Griffin v. Hartford Accident and Indemnity Co.Annotate this Case
144 S.E.2d 201 (1965)
265 N.C. 443
Rebecca GRIFFIN, b/n/f Charleen Greene v. HARTFORD ACCIDENT AND INDEMNITY COMPANY.
Supreme Court of North Carolina.
October 13, 1965.
*202 Horace M. DuBose, III, Gastonia, for plaintiff appellant.
J. Donnell Lassiter and Kennedy, Covington, Lobdell & Hickman, Charlotte, for defendant appellee.

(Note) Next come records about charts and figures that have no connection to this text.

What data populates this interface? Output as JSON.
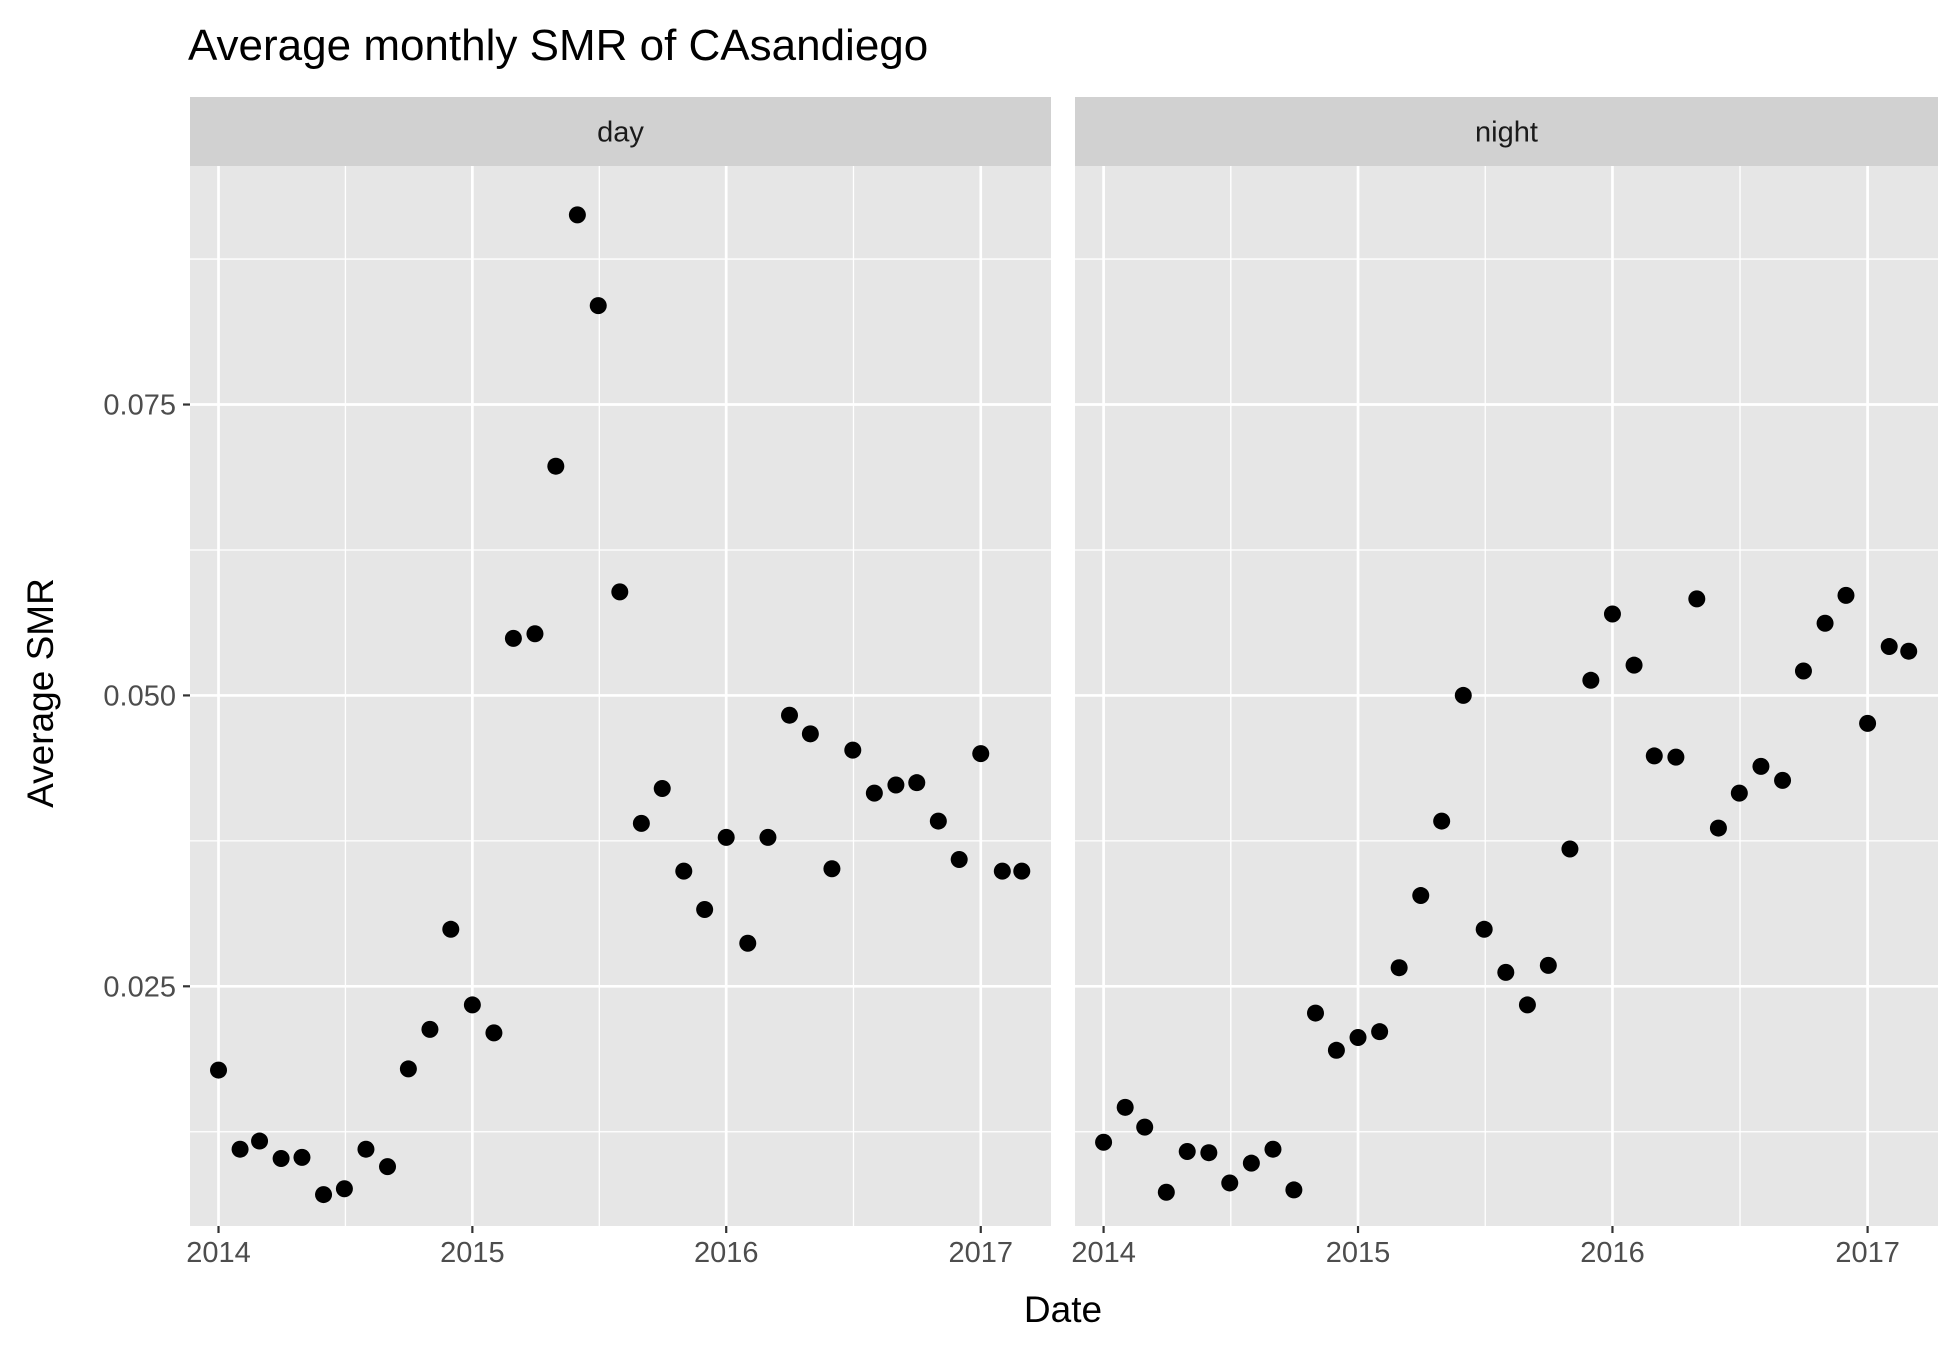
{
  "chart_data": {
    "type": "scatter",
    "title": "Average monthly SMR of CAsandiego",
    "xlabel": "Date",
    "ylabel": "Average SMR",
    "x_ticks": [
      "2014",
      "2015",
      "2016",
      "2017"
    ],
    "y_ticks": [
      "0.025",
      "0.050",
      "0.075"
    ],
    "y_tick_values": [
      0.025,
      0.05,
      0.075
    ],
    "ylim": [
      0.0044,
      0.0955
    ],
    "xlim": [
      "2013-11-21",
      "2017-04-12"
    ],
    "grid": true,
    "point_color": "#000000",
    "panel_background": "#e6e6e6",
    "strip_background": "#d1d1d1",
    "facets": [
      {
        "label": "day",
        "points": [
          {
            "x": "2014-01-01",
            "y": 0.0178
          },
          {
            "x": "2014-02-01",
            "y": 0.011
          },
          {
            "x": "2014-03-01",
            "y": 0.0117
          },
          {
            "x": "2014-04-01",
            "y": 0.0102
          },
          {
            "x": "2014-05-01",
            "y": 0.0103
          },
          {
            "x": "2014-06-01",
            "y": 0.0071
          },
          {
            "x": "2014-07-01",
            "y": 0.0076
          },
          {
            "x": "2014-08-01",
            "y": 0.011
          },
          {
            "x": "2014-09-01",
            "y": 0.0095
          },
          {
            "x": "2014-10-01",
            "y": 0.0179
          },
          {
            "x": "2014-11-01",
            "y": 0.0213
          },
          {
            "x": "2014-12-01",
            "y": 0.0299
          },
          {
            "x": "2015-01-01",
            "y": 0.0234
          },
          {
            "x": "2015-02-01",
            "y": 0.021
          },
          {
            "x": "2015-03-01",
            "y": 0.0549
          },
          {
            "x": "2015-04-01",
            "y": 0.0553
          },
          {
            "x": "2015-05-01",
            "y": 0.0697
          },
          {
            "x": "2015-06-01",
            "y": 0.0913
          },
          {
            "x": "2015-07-01",
            "y": 0.0835
          },
          {
            "x": "2015-08-01",
            "y": 0.0589
          },
          {
            "x": "2015-09-01",
            "y": 0.039
          },
          {
            "x": "2015-10-01",
            "y": 0.042
          },
          {
            "x": "2015-11-01",
            "y": 0.0349
          },
          {
            "x": "2015-12-01",
            "y": 0.0316
          },
          {
            "x": "2016-01-01",
            "y": 0.0378
          },
          {
            "x": "2016-02-01",
            "y": 0.0287
          },
          {
            "x": "2016-03-01",
            "y": 0.0378
          },
          {
            "x": "2016-04-01",
            "y": 0.0483
          },
          {
            "x": "2016-05-01",
            "y": 0.0467
          },
          {
            "x": "2016-06-01",
            "y": 0.0351
          },
          {
            "x": "2016-07-01",
            "y": 0.0453
          },
          {
            "x": "2016-08-01",
            "y": 0.0416
          },
          {
            "x": "2016-09-01",
            "y": 0.0423
          },
          {
            "x": "2016-10-01",
            "y": 0.0425
          },
          {
            "x": "2016-11-01",
            "y": 0.0392
          },
          {
            "x": "2016-12-01",
            "y": 0.0359
          },
          {
            "x": "2017-01-01",
            "y": 0.045
          },
          {
            "x": "2017-02-01",
            "y": 0.0349
          },
          {
            "x": "2017-03-01",
            "y": 0.0349
          }
        ]
      },
      {
        "label": "night",
        "points": [
          {
            "x": "2014-01-01",
            "y": 0.0116
          },
          {
            "x": "2014-02-01",
            "y": 0.0146
          },
          {
            "x": "2014-03-01",
            "y": 0.0129
          },
          {
            "x": "2014-04-01",
            "y": 0.0073
          },
          {
            "x": "2014-05-01",
            "y": 0.0108
          },
          {
            "x": "2014-06-01",
            "y": 0.0107
          },
          {
            "x": "2014-07-01",
            "y": 0.0081
          },
          {
            "x": "2014-08-01",
            "y": 0.0098
          },
          {
            "x": "2014-09-01",
            "y": 0.011
          },
          {
            "x": "2014-10-01",
            "y": 0.0075
          },
          {
            "x": "2014-11-01",
            "y": 0.0227
          },
          {
            "x": "2014-12-01",
            "y": 0.0195
          },
          {
            "x": "2015-01-01",
            "y": 0.0206
          },
          {
            "x": "2015-02-01",
            "y": 0.0211
          },
          {
            "x": "2015-03-01",
            "y": 0.0266
          },
          {
            "x": "2015-04-01",
            "y": 0.0328
          },
          {
            "x": "2015-05-01",
            "y": 0.0392
          },
          {
            "x": "2015-06-01",
            "y": 0.05
          },
          {
            "x": "2015-07-01",
            "y": 0.0299
          },
          {
            "x": "2015-08-01",
            "y": 0.0262
          },
          {
            "x": "2015-09-01",
            "y": 0.0234
          },
          {
            "x": "2015-10-01",
            "y": 0.0268
          },
          {
            "x": "2015-11-01",
            "y": 0.0368
          },
          {
            "x": "2015-12-01",
            "y": 0.0513
          },
          {
            "x": "2016-01-01",
            "y": 0.057
          },
          {
            "x": "2016-02-01",
            "y": 0.0526
          },
          {
            "x": "2016-03-01",
            "y": 0.0448
          },
          {
            "x": "2016-04-01",
            "y": 0.0447
          },
          {
            "x": "2016-05-01",
            "y": 0.0583
          },
          {
            "x": "2016-06-01",
            "y": 0.0386
          },
          {
            "x": "2016-07-01",
            "y": 0.0416
          },
          {
            "x": "2016-08-01",
            "y": 0.0439
          },
          {
            "x": "2016-09-01",
            "y": 0.0427
          },
          {
            "x": "2016-10-01",
            "y": 0.0521
          },
          {
            "x": "2016-11-01",
            "y": 0.0562
          },
          {
            "x": "2016-12-01",
            "y": 0.0586
          },
          {
            "x": "2017-01-01",
            "y": 0.0476
          },
          {
            "x": "2017-02-01",
            "y": 0.0542
          },
          {
            "x": "2017-03-01",
            "y": 0.0538
          }
        ]
      }
    ]
  }
}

The evidence offered by the plaintiff, taken to be true and interpreted in the light most favorable to her, as it must be upon a motion for judgment as of nonsuit, shows that the defendant issued to Mildred Sadler its policy of automobile liability insurance, which, unless properly cancelled, was in effect at the time of the accident out of which the plaintiff's judgment against Mildred Sadler arose. Thereby the defendant company contracted "To pay on behalf of the insured all sums which the insured shall become legally obligated to pay as damages because of bodily injury * * * sustained by any person, caused by accident and arising out of the ownership * * * or use of the automobile." It *203 further shows, when so taken, that the plaintiff obtained judgment against Mildred Sadler in the amount of $3,500, plus costs, by reason of such liability, that execution issued thereon and was returned unsatisfied by reason of her insolvency. Nothing else appearing, the plaintiff would be entitled to judgment against the defendant for the amount now due her upon the said judgment. Crisp v. State Farm Mutual Automobile Insurance Co., 256 N.C. 408, 124 S.E.2d 149; Hall v. Harleysville Mutual Casualty Co., 233 N.C. 339, 64 S.E.2d 160; Strong, N.C. Index, Insurance, § 65.

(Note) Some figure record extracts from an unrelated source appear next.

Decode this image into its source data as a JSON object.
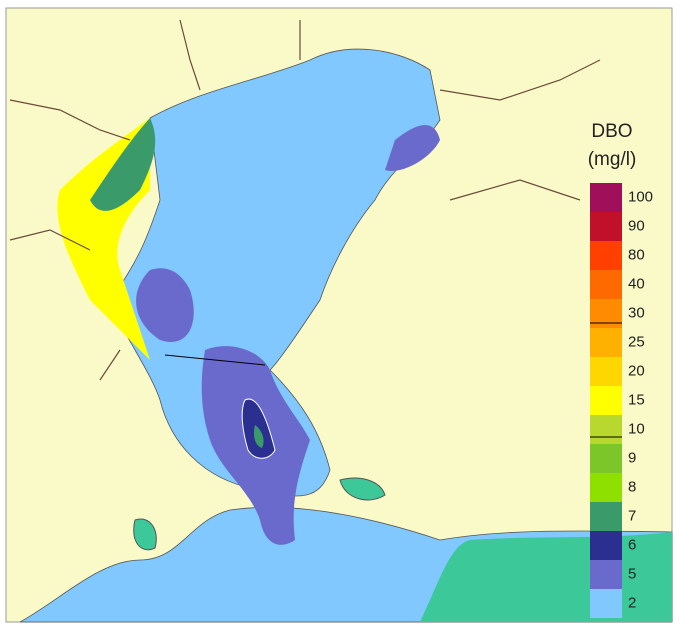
{
  "legend": {
    "title": "DBO",
    "unit": "(mg/l)",
    "levels": [
      {
        "value": 2,
        "color": "#80c8ff"
      },
      {
        "value": 5,
        "color": "#6a6acd"
      },
      {
        "value": 6,
        "color": "#2b2f8f"
      },
      {
        "value": 7,
        "color": "#3a9a6a"
      },
      {
        "value": 8,
        "color": "#8ee000"
      },
      {
        "value": 9,
        "color": "#7cc62a"
      },
      {
        "value": 10,
        "color": "#b8d830"
      },
      {
        "value": 15,
        "color": "#ffff00"
      },
      {
        "value": 20,
        "color": "#ffd700"
      },
      {
        "value": 25,
        "color": "#ffb000"
      },
      {
        "value": 30,
        "color": "#ff8c00"
      },
      {
        "value": 40,
        "color": "#ff6a00"
      },
      {
        "value": 80,
        "color": "#ff4000"
      },
      {
        "value": 90,
        "color": "#c0102a"
      },
      {
        "value": 100,
        "color": "#a0105a"
      }
    ],
    "top_color": "#5a0070"
  }
}
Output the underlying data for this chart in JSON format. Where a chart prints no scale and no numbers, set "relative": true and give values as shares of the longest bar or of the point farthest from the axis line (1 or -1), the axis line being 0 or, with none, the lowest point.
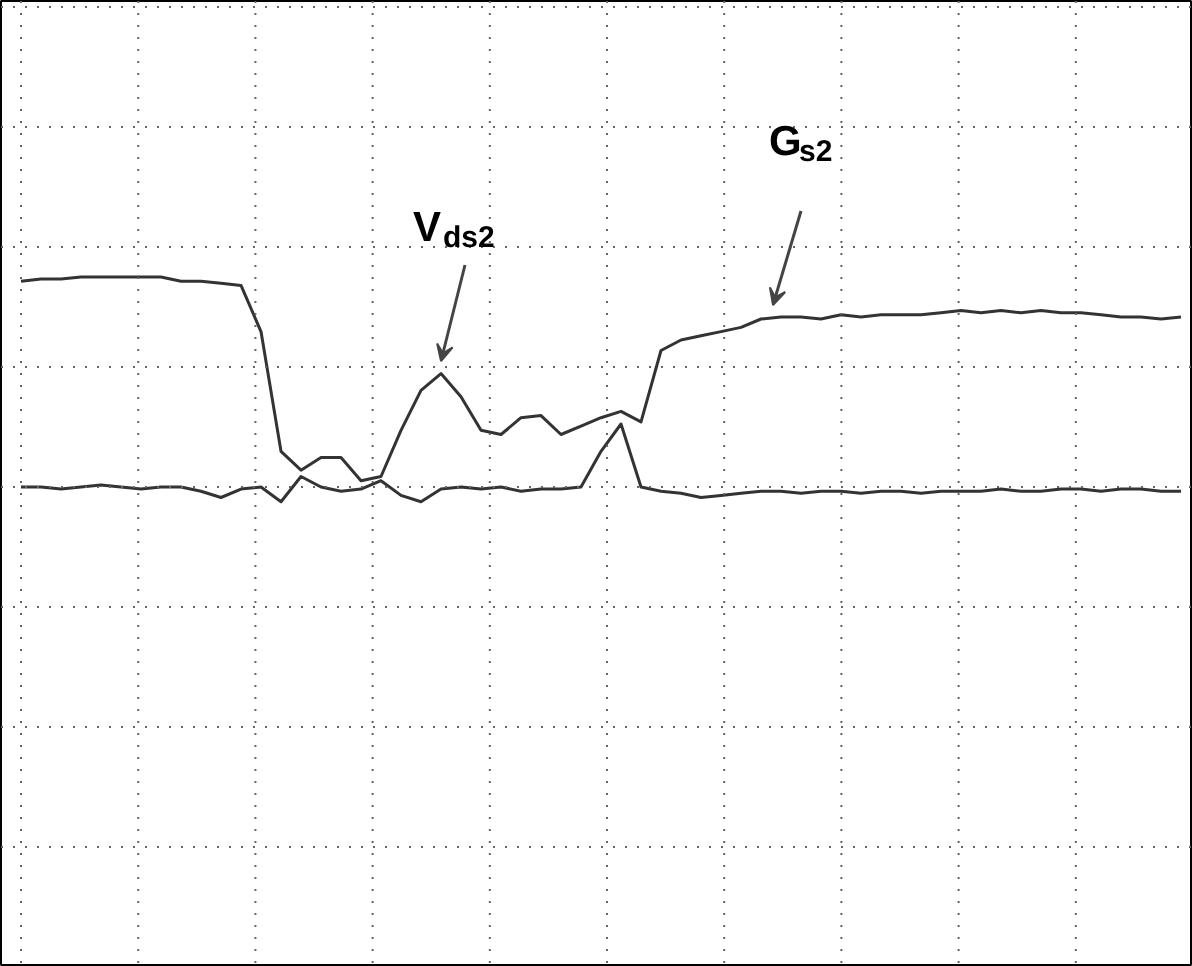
{
  "chart_data": {
    "type": "line",
    "relative": true,
    "grid": true,
    "marker": "none",
    "line_style": "solid",
    "categories": [
      null,
      null,
      null,
      null,
      null,
      null,
      null,
      null,
      null,
      null,
      null,
      null,
      null,
      null,
      null,
      null,
      null,
      null,
      null,
      null,
      null,
      null,
      null,
      null,
      null,
      null,
      null,
      null,
      null,
      null,
      null,
      null,
      null,
      null,
      null,
      null,
      null,
      null,
      null,
      null,
      null,
      null,
      null,
      null,
      null,
      null,
      null,
      null,
      null,
      null,
      null,
      null,
      null,
      null,
      null,
      null,
      null,
      null,
      null
    ],
    "series": [
      {
        "color": "#333333",
        "values": [
          0.98,
          0.99,
          0.99,
          1,
          1,
          1,
          1,
          1,
          0.98,
          0.98,
          0.97,
          0.96,
          0.74,
          0.17,
          0.08,
          0.14,
          0.14,
          0.03,
          0.05,
          0.27,
          0.46,
          0.54,
          0.43,
          0.27,
          0.25,
          0.33,
          0.34,
          0.25,
          0.29,
          0.33,
          0.36,
          0.31,
          0.65,
          0.7,
          0.72,
          0.74,
          0.76,
          0.8,
          0.81,
          0.81,
          0.8,
          0.82,
          0.81,
          0.82,
          0.82,
          0.82,
          0.83,
          0.84,
          0.83,
          0.84,
          0.83,
          0.84,
          0.83,
          0.83,
          0.82,
          0.81,
          0.81,
          0.8,
          0.81
        ]
      },
      {
        "color": "#333333",
        "values": [
          0,
          0,
          -0.01,
          0,
          0.01,
          0,
          -0.01,
          0,
          0,
          -0.02,
          -0.05,
          -0.01,
          0,
          -0.07,
          0.05,
          0,
          -0.02,
          -0.01,
          0.03,
          -0.04,
          -0.07,
          -0.01,
          0,
          -0.01,
          0,
          -0.02,
          -0.01,
          -0.01,
          0,
          0.17,
          0.3,
          0,
          -0.02,
          -0.03,
          -0.05,
          -0.04,
          -0.03,
          -0.02,
          -0.02,
          -0.03,
          -0.02,
          -0.02,
          -0.03,
          -0.02,
          -0.02,
          -0.03,
          -0.02,
          -0.02,
          -0.02,
          -0.01,
          -0.02,
          -0.02,
          -0.01,
          -0.01,
          -0.02,
          -0.01,
          -0.01,
          -0.02,
          -0.02
        ]
      }
    ],
    "annotations": [
      "V$_{ds2}$",
      "G$_{s2}$"
    ]
  }
}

Of course, cancellation of the policy at the request of the insured, either directly or through a duly authorized agent, prior to the occurrence of the accident in which the plaintiff was injured, would bar recovery by the plaintiff in this action. However, cancellation of the policy is an affirmative defense and the burden is upon the defendant to prove a valid cancellation effective before the liability of the insured arose. Crisp v. State Farm Mutual Automobile Insurance Co., supra.

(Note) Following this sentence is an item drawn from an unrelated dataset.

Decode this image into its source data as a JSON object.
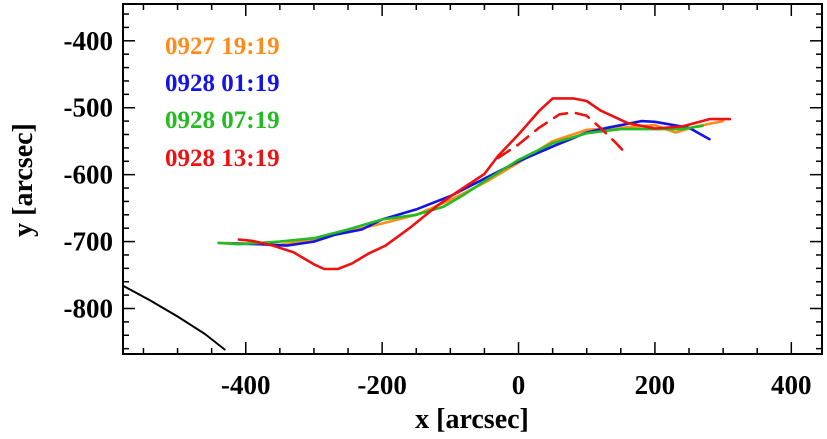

A judgment of nonsuit may not properly be entered on the ground of a defense, the burden of proving which rests upon the defendant, unless the plaintiff's own evidence establishes it so clearly that no other reasonable conclusion can be drawn therefrom. The defendant's evidence may not be considered in passing upon its motion for such judgment, for its credibility is for the jury. Barnes v. Security Life & Trust Co., 229 N.C. 409, 50 S.E.2d 2. The plaintiff's evidence does not show cancellation of the policy. Therefore, the granting of the motion for judgment as of nonsuit was error and the plaintiff is entitled to a new trial.
The remaining assignments of error by the plaintiff are without merit and relate to matters decided on the former appeal. It is unnecessary to discuss them again. The power of attorney expressly authorizes the insurance company to rely upon the finance company's statement as to default by the policyholder in her payments to it.